Full Example: Feature-Composed RBAC

func CoreRulesMutation() clusterrole.Mutation {
    return clusterrole.Mutation{
        Name: "core-rules",
        Mutate: func(m *clusterrole.Mutator) error {
            m.AddRule(rbacv1.PolicyRule{
                APIGroups: []string{""},
                Resources: []string{"pods", "services", "configmaps"},
                Verbs:     []string{"get", "list", "watch"},
            })
            return nil
        },
    }
}

func CRDAccessMutation(version string, manageCRDs bool) clusterrole.Mutation {
    return clusterrole.Mutation{
        Name:    "crd-access",
        Feature: feature.NewVersionGate(version, nil).When(manageCRDs),
        Mutate: func(m *clusterrole.Mutator) error {
            m.AddRule(rbacv1.PolicyRule{
                APIGroups: []string{"apiextensions.k8s.io"},
                Resources: []string{"customresourcedefinitions"},
                Verbs:     []string{"get", "list", "watch"},
            })
            return nil
        },
    }
}

resource, err := clusterrole.NewBuilder(base).
    WithMutation(CoreRulesMutation()).
    WithMutation(CRDAccessMutation(owner.Spec.Version, owner.Spec.ManageCRDs)).
    Build()

When ManageCRDs is true, the final rules include both core and CRD access rules. When false, only the core rules are written. Neither mutation needs to know about the other.

Guidance

Feature: nil applies unconditionally. Omit Feature (leave it nil) for mutations that should always run. Use feature.NewVersionGate(version, constraints) when version-based gating is needed, and chain .When(bool) for boolean conditions.

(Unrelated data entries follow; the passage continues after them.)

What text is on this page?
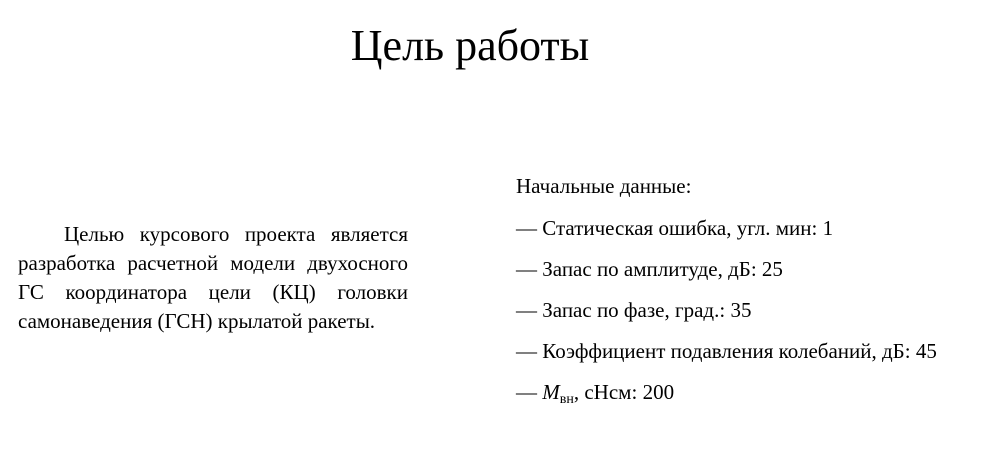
Цель работы

Целью курсового проекта является разработка расчетной модели двухосного ГС координатора цели (КЦ) головки самонаведения (ГСН) крылатой ракеты.

Начальные данные:

— Статическая ошибка, угл. мин: 1
— Запас по амплитуде, дБ: 25
— Запас по фазе, град.: 35
— Коэффициент подавления колебаний, дБ: 45
— Mвн, сНсм: 200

Use SetAggregationRule for composite roles. When you want the API server to aggregate rules from multiple ClusterRoles based on label selectors, use SetAggregationRule instead of managing .rules directly. The two approaches are mutually exclusive in the Kubernetes API: the API server ignores .rules when .aggregationRule is set.

Register mutations in dependency order. If mutation B relies on a rule added by mutation A, register A first.